According to a recent survey conducted by Fishbowl of 7,300 professionals, it's a near-even split: 50.8 percent of professionals understand their company's hybrid-work plan and 49.2 percent do not. This suggests there may be a significant number of employees who are uncertain about the specifics of their company's approach to hybrid work.

As a consultant who has worked with companies to implement hybrid models, I can attest to the importance of clear and effective communication when it comes to this type of work arrangement. In my experience, companies that fail to communicate effectively about their hybrid workplace policies often struggle to achieve the desired results and may even experience negative consequences.

One example is a mid-size IT services company that implemented a hybrid workplace model without clearly communicating the expectations and guidelines to their employees. As a result, many employees felt uncertain about when and where they were expected to work, leading to confusion and decreased productivity. The company ultimately had to spend valuable time and resources re-communicating the policies and re-training employees, causing a major setback in their transition to a hybrid workplace model.

Another example is a large financial services company that made the decision to transition to a hybrid workplace model without taking into account the diverse needs and preferences of their employees. The company's one-size-fits-all approach led to frustration among employees, and ultimately resulted in high turnover rates and a decrease in employee satisfaction.
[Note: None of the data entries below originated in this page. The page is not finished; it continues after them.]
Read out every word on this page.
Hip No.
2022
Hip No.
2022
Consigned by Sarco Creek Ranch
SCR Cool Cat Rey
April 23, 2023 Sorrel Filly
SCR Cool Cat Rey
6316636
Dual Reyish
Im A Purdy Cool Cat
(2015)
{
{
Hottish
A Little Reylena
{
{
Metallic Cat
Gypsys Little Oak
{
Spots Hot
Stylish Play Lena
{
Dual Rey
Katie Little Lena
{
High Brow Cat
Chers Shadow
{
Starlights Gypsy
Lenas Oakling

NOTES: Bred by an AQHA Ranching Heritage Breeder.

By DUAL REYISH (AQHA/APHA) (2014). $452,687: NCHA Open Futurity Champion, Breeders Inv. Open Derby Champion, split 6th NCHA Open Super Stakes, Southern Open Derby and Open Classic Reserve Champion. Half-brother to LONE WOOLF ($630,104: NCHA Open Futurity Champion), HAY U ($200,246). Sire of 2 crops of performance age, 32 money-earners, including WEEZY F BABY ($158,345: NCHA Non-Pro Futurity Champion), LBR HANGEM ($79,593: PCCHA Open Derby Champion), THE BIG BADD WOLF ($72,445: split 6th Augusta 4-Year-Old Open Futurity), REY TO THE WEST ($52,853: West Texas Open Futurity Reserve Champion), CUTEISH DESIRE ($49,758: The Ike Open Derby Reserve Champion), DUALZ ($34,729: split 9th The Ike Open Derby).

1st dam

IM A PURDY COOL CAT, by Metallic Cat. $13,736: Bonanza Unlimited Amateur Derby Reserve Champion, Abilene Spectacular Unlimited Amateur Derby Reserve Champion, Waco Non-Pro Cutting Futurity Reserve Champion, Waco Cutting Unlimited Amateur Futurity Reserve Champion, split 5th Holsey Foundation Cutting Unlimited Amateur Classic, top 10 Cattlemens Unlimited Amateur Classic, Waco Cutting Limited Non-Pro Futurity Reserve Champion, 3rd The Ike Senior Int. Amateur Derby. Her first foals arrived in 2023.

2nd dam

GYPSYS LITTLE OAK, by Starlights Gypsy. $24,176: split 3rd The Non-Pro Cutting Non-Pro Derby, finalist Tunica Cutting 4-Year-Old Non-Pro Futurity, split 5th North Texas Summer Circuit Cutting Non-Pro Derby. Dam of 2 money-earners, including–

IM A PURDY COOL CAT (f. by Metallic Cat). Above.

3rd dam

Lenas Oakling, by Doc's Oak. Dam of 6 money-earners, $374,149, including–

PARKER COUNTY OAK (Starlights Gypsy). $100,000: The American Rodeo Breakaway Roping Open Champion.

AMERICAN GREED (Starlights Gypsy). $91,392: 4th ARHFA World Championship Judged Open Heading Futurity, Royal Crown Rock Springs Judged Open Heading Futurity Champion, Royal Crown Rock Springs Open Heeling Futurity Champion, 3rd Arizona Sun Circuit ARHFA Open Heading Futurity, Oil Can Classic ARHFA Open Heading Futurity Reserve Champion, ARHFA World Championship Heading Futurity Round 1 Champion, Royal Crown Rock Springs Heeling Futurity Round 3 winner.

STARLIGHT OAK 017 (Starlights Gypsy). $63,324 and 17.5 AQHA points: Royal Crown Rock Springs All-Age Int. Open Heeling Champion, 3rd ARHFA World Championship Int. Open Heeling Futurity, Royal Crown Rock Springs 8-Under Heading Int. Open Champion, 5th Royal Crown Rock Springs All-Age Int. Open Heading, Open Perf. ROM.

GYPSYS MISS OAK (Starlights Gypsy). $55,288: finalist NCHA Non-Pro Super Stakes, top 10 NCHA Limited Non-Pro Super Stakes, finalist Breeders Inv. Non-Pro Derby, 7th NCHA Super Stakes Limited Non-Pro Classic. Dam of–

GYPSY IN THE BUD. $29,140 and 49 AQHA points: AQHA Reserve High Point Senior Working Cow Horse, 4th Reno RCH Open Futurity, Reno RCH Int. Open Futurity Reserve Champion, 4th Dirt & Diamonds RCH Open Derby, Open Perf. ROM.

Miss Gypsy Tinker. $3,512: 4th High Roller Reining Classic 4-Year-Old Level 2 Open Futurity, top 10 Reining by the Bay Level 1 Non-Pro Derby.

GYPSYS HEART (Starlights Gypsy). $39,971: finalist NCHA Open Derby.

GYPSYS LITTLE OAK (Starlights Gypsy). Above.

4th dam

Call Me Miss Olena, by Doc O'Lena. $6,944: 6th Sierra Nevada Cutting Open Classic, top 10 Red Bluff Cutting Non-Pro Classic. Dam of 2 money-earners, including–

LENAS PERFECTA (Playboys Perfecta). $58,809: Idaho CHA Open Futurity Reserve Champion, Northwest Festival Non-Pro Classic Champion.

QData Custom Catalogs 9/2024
In both cases, the lack of clear communication about the hybrid workplace model led to negative consequences for the companies and their employees. However, by taking the time to effectively communicate expectations and guidelines, companies can avoid these issues and instead reap the benefits of a hybrid workplace model.

Effective communication about a hybrid workplace model involves clearly outlining the expectations and guidelines for employees, as well as providing the necessary resources and support for them to succeed in this new work arrangement. This includes providing clear guidelines for when and where employees are expected to work, as well as any rules and regulations that must be followed. It also means providing employees with the necessary tools and resources to work remotely, such as access to secure networks and collaboration software.

Cognitive biases can also play a role in how companies communicate about their hybrid workplace model, and how employees interpret and respond to that communication. For example, the illusion of transparency can lead companies to assume that employees will automatically understand and adapt to a new hybrid workplace model, without clearly communicating the expectations and guidelines. Confirmation bias can also lead companies to only seek out information that confirms their existing beliefs about the hybrid workplace model, rather than experimenting with various options and choosing one that fits their needs most effectively.

It is important for leaders to be aware of these cognitive biases and to make a conscious effort to overcome them when communicating about a hybrid workplace model. This includes being open to feedback and perspectives from employees and being willing to make adjustments as needed.

The success of a hybrid workplace model depends heavily on clear and effective communication. By taking the time to clearly outline expectations and guidelines, provide necessary resources, and be aware of cognitive biases, companies can ensure that their employees feel supported and empowered in this new work arrangement. As the survey conducted by Fishbowl shows, many companies still have a long way to go in effectively communicating about their hybrid workplace model.